Mit dem internationalen Ruhm kam auch ein gewisser Wohlstand, der dem Virtuosen ein starkes Engagement bei caritativen Projekten jeder Art ermöglichte. In Deutschland gründete er eine Stiftung für den Cellisten-Nachwuchs. In Argentinien engagierte er sich für die Instandsetzung eines Kinderkrankenhauses. In Moskau stiftete er die erste „Kinderklinik auf Rädern“. Pensionierte Musiker des Moskauer Bolschoi-Theaters dürfen sich über Zuwendungen aus einem von ihm gegründeten Pensions-Fonds freuen, den er mit seinen durchaus stattlichen Gagen füllt. Seit 1998 ist er zudem Friedens-Botschafter der UNESCO. Der deutsche Musikforscher und Musikkritiker Hans Heinz Stuckenschmidt warf in diesem Zusammenhang alle wissenschaftliche Contenance von sich und geriet in eine fast pathetische Schwärmerei: „Der Geist von Schillers und Beethovens ‚Alle Menschen werden Brüder‘ hat in Mstislaw Rostropowitsch seine moderne Verkörperung gefunden“.

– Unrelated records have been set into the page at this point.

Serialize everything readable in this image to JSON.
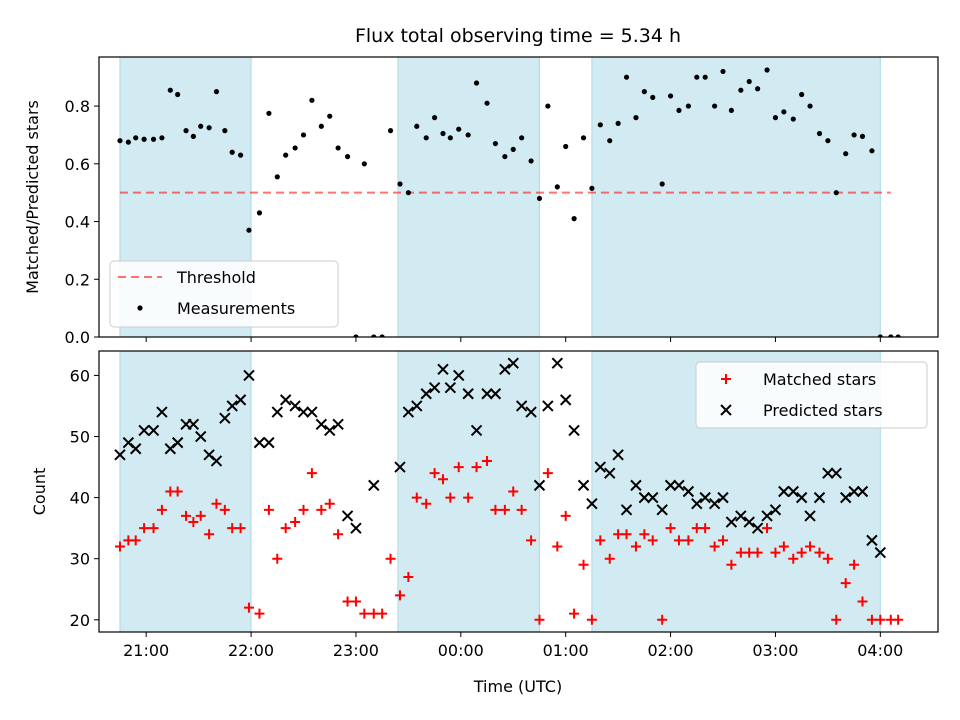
{
  "title": "Flux total observing time = 5.34 h",
  "xlabel": "Time (UTC)",
  "colors": {
    "span_fill": "#add8e6",
    "threshold": "#ff0000",
    "measurements": "#000000",
    "matched": "#ff0000",
    "predicted": "#000000"
  },
  "chart_data": [
    {
      "type": "scatter",
      "ylabel": "Matched/Predicted stars",
      "x_axis_unit": "hours since 20:00 UTC",
      "xlim": [
        19.55,
        27.55
      ],
      "ylim": [
        0.0,
        0.97
      ],
      "xticks": [
        {
          "x": 20.0,
          "label": "21:00"
        },
        {
          "x": 21.0,
          "label": "22:00"
        },
        {
          "x": 22.0,
          "label": "23:00"
        },
        {
          "x": 23.0,
          "label": "00:00"
        },
        {
          "x": 24.0,
          "label": "01:00"
        },
        {
          "x": 25.0,
          "label": "02:00"
        },
        {
          "x": 26.0,
          "label": "03:00"
        },
        {
          "x": 27.0,
          "label": "04:00"
        }
      ],
      "yticks": [
        {
          "y": 0.0,
          "label": "0.0"
        },
        {
          "y": 0.2,
          "label": "0.2"
        },
        {
          "y": 0.4,
          "label": "0.4"
        },
        {
          "y": 0.6,
          "label": "0.6"
        },
        {
          "y": 0.8,
          "label": "0.8"
        }
      ],
      "spans": [
        [
          19.75,
          21.0
        ],
        [
          22.4,
          23.75
        ],
        [
          24.25,
          27.0
        ]
      ],
      "threshold": {
        "y": 0.5,
        "x": [
          19.75,
          27.1
        ],
        "name": "Threshold"
      },
      "legend": [
        "Threshold",
        "Measurements"
      ],
      "legend_position": "lower-left",
      "series": [
        {
          "name": "Measurements",
          "x": [
            19.75,
            19.83,
            19.9,
            19.98,
            20.07,
            20.15,
            20.23,
            20.3,
            20.38,
            20.45,
            20.52,
            20.6,
            20.67,
            20.75,
            20.82,
            20.9,
            20.98,
            21.08,
            21.17,
            21.25,
            21.33,
            21.42,
            21.5,
            21.58,
            21.67,
            21.75,
            21.83,
            21.92,
            22.0,
            22.08,
            22.17,
            22.25,
            22.33,
            22.42,
            22.5,
            22.58,
            22.67,
            22.75,
            22.83,
            22.9,
            22.98,
            23.07,
            23.15,
            23.25,
            23.33,
            23.42,
            23.5,
            23.58,
            23.67,
            23.75,
            23.83,
            23.92,
            24.0,
            24.08,
            24.17,
            24.25,
            24.33,
            24.42,
            24.5,
            24.58,
            24.67,
            24.75,
            24.83,
            24.92,
            25.0,
            25.08,
            25.17,
            25.25,
            25.33,
            25.42,
            25.5,
            25.58,
            25.67,
            25.75,
            25.83,
            25.92,
            26.0,
            26.08,
            26.17,
            26.25,
            26.33,
            26.42,
            26.5,
            26.58,
            26.67,
            26.75,
            26.83,
            26.92,
            27.0,
            27.1,
            27.17
          ],
          "y": [
            0.68,
            0.675,
            0.69,
            0.685,
            0.685,
            0.69,
            0.855,
            0.84,
            0.715,
            0.695,
            0.73,
            0.725,
            0.85,
            0.715,
            0.64,
            0.63,
            0.37,
            0.43,
            0.775,
            0.555,
            0.63,
            0.655,
            0.7,
            0.82,
            0.73,
            0.765,
            0.655,
            0.625,
            0.0,
            0.6,
            0.0,
            0.0,
            0.715,
            0.53,
            0.5,
            0.73,
            0.69,
            0.76,
            0.705,
            0.69,
            0.72,
            0.7,
            0.88,
            0.81,
            0.67,
            0.625,
            0.65,
            0.69,
            0.61,
            0.48,
            0.8,
            0.52,
            0.66,
            0.41,
            0.69,
            0.515,
            0.735,
            0.68,
            0.74,
            0.9,
            0.76,
            0.85,
            0.83,
            0.53,
            0.835,
            0.785,
            0.8,
            0.9,
            0.9,
            0.8,
            0.92,
            0.785,
            0.855,
            0.885,
            0.86,
            0.925,
            0.76,
            0.78,
            0.755,
            0.84,
            0.8,
            0.705,
            0.68,
            0.5,
            0.635,
            0.7,
            0.695,
            0.645,
            0.0,
            0.0,
            0.0
          ]
        }
      ]
    },
    {
      "type": "scatter",
      "ylabel": "Count",
      "x_axis_unit": "hours since 20:00 UTC",
      "xlim": [
        19.55,
        27.55
      ],
      "ylim": [
        18,
        64
      ],
      "xticks": [
        {
          "x": 20.0,
          "label": "21:00"
        },
        {
          "x": 21.0,
          "label": "22:00"
        },
        {
          "x": 22.0,
          "label": "23:00"
        },
        {
          "x": 23.0,
          "label": "00:00"
        },
        {
          "x": 24.0,
          "label": "01:00"
        },
        {
          "x": 25.0,
          "label": "02:00"
        },
        {
          "x": 26.0,
          "label": "03:00"
        },
        {
          "x": 27.0,
          "label": "04:00"
        }
      ],
      "yticks": [
        {
          "y": 20,
          "label": "20"
        },
        {
          "y": 30,
          "label": "30"
        },
        {
          "y": 40,
          "label": "40"
        },
        {
          "y": 50,
          "label": "50"
        },
        {
          "y": 60,
          "label": "60"
        }
      ],
      "spans": [
        [
          19.75,
          21.0
        ],
        [
          22.4,
          23.75
        ],
        [
          24.25,
          27.0
        ]
      ],
      "legend": [
        "Matched stars",
        "Predicted stars"
      ],
      "legend_position": "upper-right",
      "series": [
        {
          "name": "Matched stars",
          "marker": "plus",
          "x": [
            19.75,
            19.83,
            19.9,
            19.98,
            20.07,
            20.15,
            20.23,
            20.3,
            20.38,
            20.45,
            20.52,
            20.6,
            20.67,
            20.75,
            20.82,
            20.9,
            20.98,
            21.08,
            21.17,
            21.25,
            21.33,
            21.42,
            21.5,
            21.58,
            21.67,
            21.75,
            21.83,
            21.92,
            22.0,
            22.08,
            22.17,
            22.25,
            22.33,
            22.42,
            22.5,
            22.58,
            22.67,
            22.75,
            22.83,
            22.9,
            22.98,
            23.07,
            23.15,
            23.25,
            23.33,
            23.42,
            23.5,
            23.58,
            23.67,
            23.75,
            23.83,
            23.92,
            24.0,
            24.08,
            24.17,
            24.25,
            24.33,
            24.42,
            24.5,
            24.58,
            24.67,
            24.75,
            24.83,
            24.92,
            25.0,
            25.08,
            25.17,
            25.25,
            25.33,
            25.42,
            25.5,
            25.58,
            25.67,
            25.75,
            25.83,
            25.92,
            26.0,
            26.08,
            26.17,
            26.25,
            26.33,
            26.42,
            26.5,
            26.58,
            26.67,
            26.75,
            26.83,
            26.92,
            27.0,
            27.1,
            27.17
          ],
          "y": [
            32,
            33,
            33,
            35,
            35,
            38,
            41,
            41,
            37,
            36,
            37,
            34,
            39,
            38,
            35,
            35,
            22,
            21,
            38,
            30,
            35,
            36,
            38,
            44,
            38,
            39,
            34,
            23,
            23,
            21,
            21,
            21,
            30,
            24,
            27,
            40,
            39,
            44,
            43,
            40,
            45,
            40,
            45,
            46,
            38,
            38,
            41,
            38,
            33,
            20,
            44,
            32,
            37,
            21,
            29,
            20,
            33,
            30,
            34,
            34,
            32,
            34,
            33,
            20,
            35,
            33,
            33,
            35,
            35,
            32,
            33,
            29,
            31,
            31,
            31,
            35,
            31,
            32,
            30,
            31,
            32,
            31,
            30,
            20,
            26,
            29,
            23,
            20,
            20,
            20,
            20
          ]
        },
        {
          "name": "Predicted stars",
          "marker": "x",
          "x": [
            19.75,
            19.83,
            19.9,
            19.98,
            20.07,
            20.15,
            20.23,
            20.3,
            20.38,
            20.45,
            20.52,
            20.6,
            20.67,
            20.75,
            20.82,
            20.9,
            20.98,
            21.08,
            21.17,
            21.25,
            21.33,
            21.42,
            21.5,
            21.58,
            21.67,
            21.75,
            21.83,
            21.92,
            22.0,
            22.17,
            22.42,
            22.5,
            22.58,
            22.67,
            22.75,
            22.83,
            22.9,
            22.98,
            23.07,
            23.15,
            23.25,
            23.33,
            23.42,
            23.5,
            23.58,
            23.67,
            23.75,
            23.83,
            23.92,
            24.0,
            24.08,
            24.17,
            24.25,
            24.33,
            24.42,
            24.5,
            24.58,
            24.67,
            24.75,
            24.83,
            24.92,
            25.0,
            25.08,
            25.17,
            25.25,
            25.33,
            25.42,
            25.5,
            25.58,
            25.67,
            25.75,
            25.83,
            25.92,
            26.0,
            26.08,
            26.17,
            26.25,
            26.33,
            26.42,
            26.5,
            26.58,
            26.67,
            26.75,
            26.83,
            26.92,
            27.0
          ],
          "y": [
            47,
            49,
            48,
            51,
            51,
            54,
            48,
            49,
            52,
            52,
            50,
            47,
            46,
            53,
            55,
            56,
            60,
            49,
            49,
            54,
            56,
            55,
            54,
            54,
            52,
            51,
            52,
            37,
            35,
            42,
            45,
            54,
            55,
            57,
            58,
            61,
            58,
            60,
            57,
            51,
            57,
            57,
            61,
            62,
            55,
            54,
            42,
            55,
            62,
            56,
            51,
            42,
            39,
            45,
            44,
            47,
            38,
            42,
            40,
            40,
            38,
            42,
            42,
            41,
            39,
            40,
            39,
            40,
            36,
            37,
            36,
            35,
            37,
            38,
            41,
            41,
            40,
            37,
            40,
            44,
            44,
            40,
            41,
            41,
            33,
            31
          ]
        }
      ]
    }
  ]
}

Die Auflösung der kommunistisch geprägten Strukturen im östlichen Europa ließ auch den Bannfluch über Rostropowitsch allmählich dahinschmelzen: Im Februar 1989 wurde er wieder in den sowjetischen Komponistenverband aufgenommen, im Januar 1990 gewährte man ihm auch wieder die russische Staatsbürgerschaft. Zwischendurch war er, im November 1989, einen Tag nach der Maueröffnung, nach Berlin gereist, um direkt vor einem Grenzübergang Bach zu interpretieren. Auf die Frage, was dessen Solosuiten für Violoncello für einen Cellisten bedeuten, antwortete Rostropowitsch einmal: „Dasselbe wie die Bibel für den Gläubigen ... Bach – das Brot für die Welt.“ Und sogar die Ehrungen brachen wieder über ihn herein – diesmal (1993) als, so der Titel, „Verteidiger der Freiheit Russlands“. Es versteht sich von selbst, dass der Künstler nach der osteuropäischen Wende auch wieder in seiner Heimat musiziert. Und Dvořák? Sein Konzert für Violoncello und Orchester h-moll, op. 104, kennt einfach keinen besseren Interpreten als diesen Mann mit dem unaussprechlichen Namen! Eine Referenzaufnahme dieses Konzertes liegt vor in der erwähnten Berliner Einspielung mit Karajan aus dem Jahre 1968. Demgegenüber zeichnen sich jüngere Aufnahmen lediglich hier und da durch die seither erheblich verbesserte Aufnahmetechnik aus.